07/10/2022 NEWS / PRESS

STAINLESS Group the new central metallurgy laboratory

laboratoire central de métallurgie

STAINLESS Group has taken a new step by opening a new 40 m2 expertise laboratory at its headquarters, with a range of equipment including metallurgical analysis. . The equipment includes an OES spectrometer, polishing machines, hardness testing machines, a laser micrometer, an oven and an optical microscope.

The investment of about 250K€ is intended to support customers in technical expertise, new product development or material validation, for example.

Thanks to its knowledge and proximity to major material producers and over 90 years of technical expertise, STAINLESS Group can offer its customers and prospects standard or customized training courses provided by the group’s technical director and doctor of metallurgy, Thierry Turpin.

These training courses are perfectly adapted to the expectations of industrialists and addressed to a large variety of audiences, including non-experts, buyers, design offices and R&D departments.

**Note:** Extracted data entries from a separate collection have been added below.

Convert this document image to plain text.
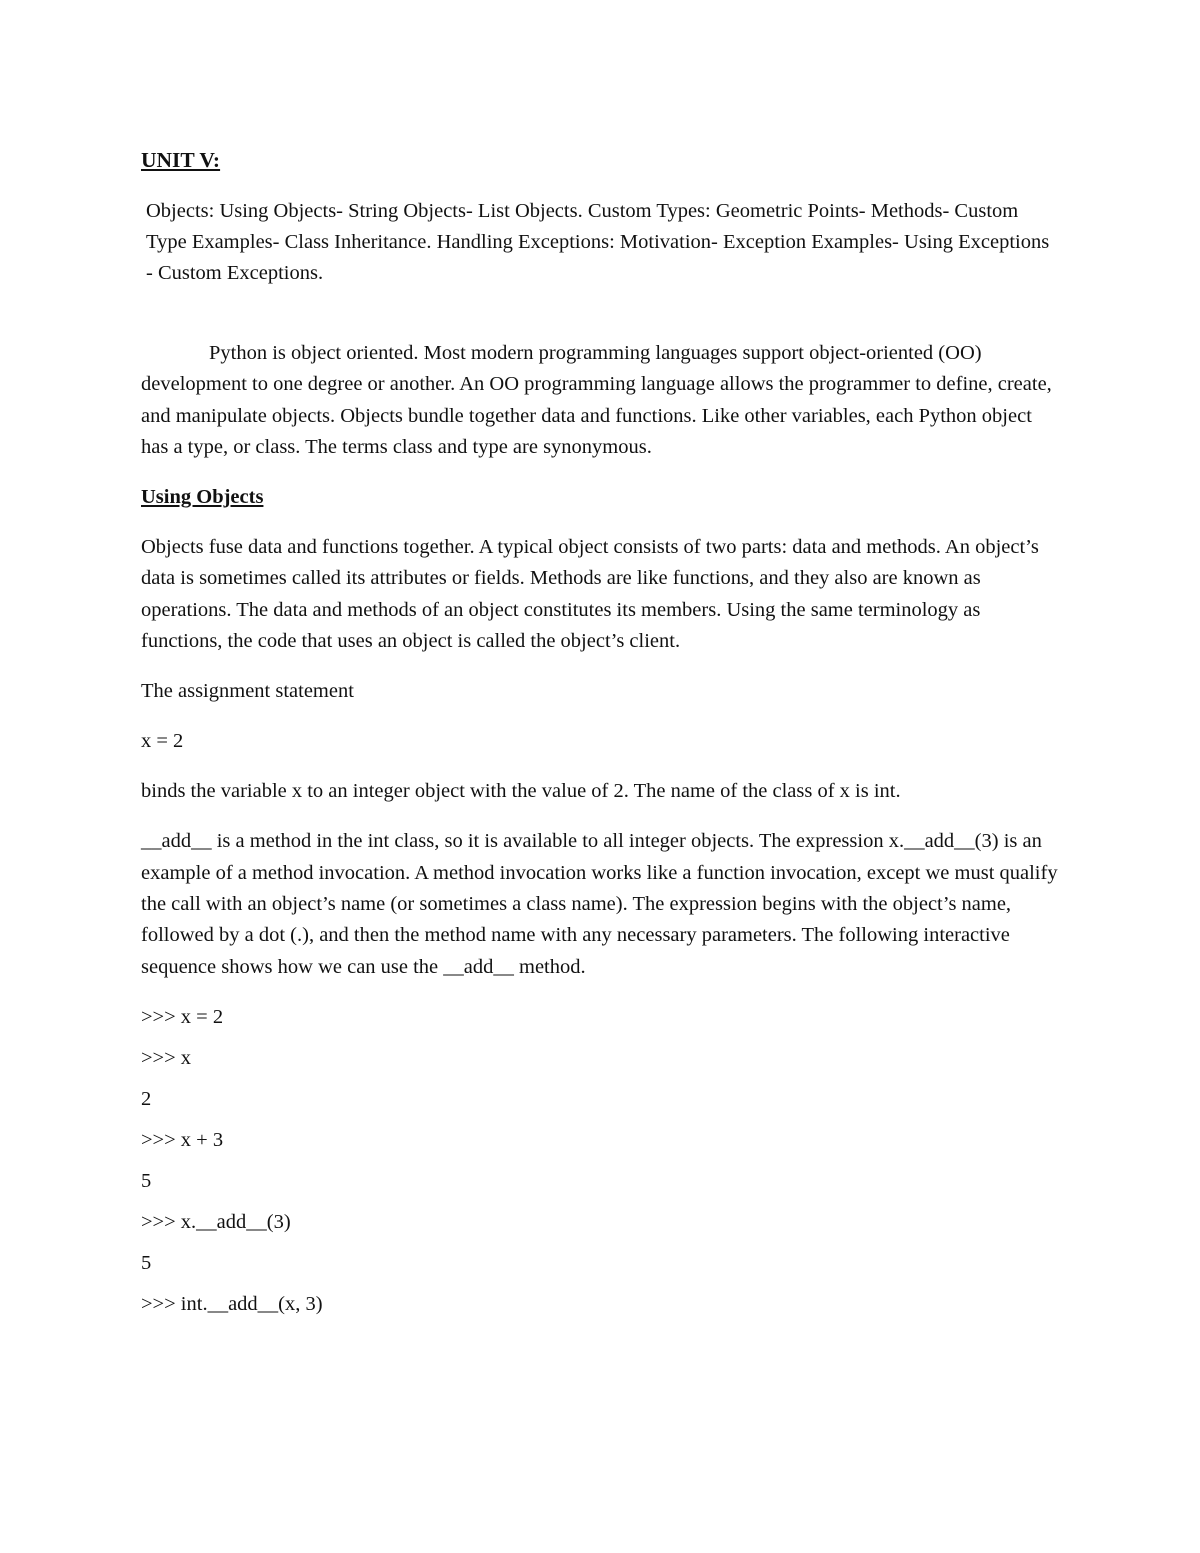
UNIT V:

Objects: Using Objects- String Objects- List Objects. Custom Types: Geometric Points- Methods- Custom Type Examples- Class Inheritance. Handling Exceptions: Motivation- Exception Examples- Using Exceptions - Custom Exceptions.

Python is object oriented. Most modern programming languages support object-oriented (OO) development to one degree or another. An OO programming language allows the programmer to define, create, and manipulate objects. Objects bundle together data and functions. Like other variables, each Python object has a type, or class. The terms class and type are synonymous.

Using Objects

Objects fuse data and functions together. A typical object consists of two parts: data and methods. An object’s data is sometimes called its attributes or fields. Methods are like functions, and they also are known as operations. The data and methods of an object constitutes its members. Using the same terminology as functions, the code that uses an object is called the object’s client.

The assignment statement

x = 2

binds the variable x to an integer object with the value of 2. The name of the class of x is int.

__add__ is a method in the int class, so it is available to all integer objects. The expression x.__add__(3) is an example of a method invocation. A method invocation works like a function invocation, except we must qualify the call with an object’s name (or sometimes a class name). The expression begins with the object’s name, followed by a dot (.), and then the method name with any necessary parameters. The following interactive sequence shows how we can use the __add__ method.

>>> x = 2

>>> x

2

>>> x + 3

5

>>> x.__add__(3)

5

>>> int.__add__(x, 3)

The new central metallurgy laboratory is equipped with several inspection tools, including:

  • A ZUMBACH laser micrometer to check the diameter and ovality of a bar in order to meet the ever-tighter requirements,
  • A binocular magnifying glass which allows to zoom between x1 and x5 in order to observe for example the fracture surfaces,
  • An OES spectrometer to check the chemical composition of a product down to a few ppm. The sparks produced during the test emit a light radiation characteristic of each atom. The spectrometer can thus identify and measure the chemical elements present in the alloy after calibration on standards,
  • A Zeiss optical microscope which offers magnifications up to 1000 times in order to analyze the microstructure (grain size, nature of the phases, …),
  • Struers hardness machines to evaluate the hardness of alloys. Microhardness is used for local analysis or small samples. Macro hardness (HBW, HRC or HV) is used to know the global hardness of the sample. Both machines produce an impression whose dimensions depend on the hardness of the material.
  • An oven up to 650°C to perform aging treatments, which are essential to know, for example, the response to the heat treatment of certain alloys hardened after machining such as CuBe2.
  • An etching fume cupboard and all the means of cutting and preparing samples before observation or measurement.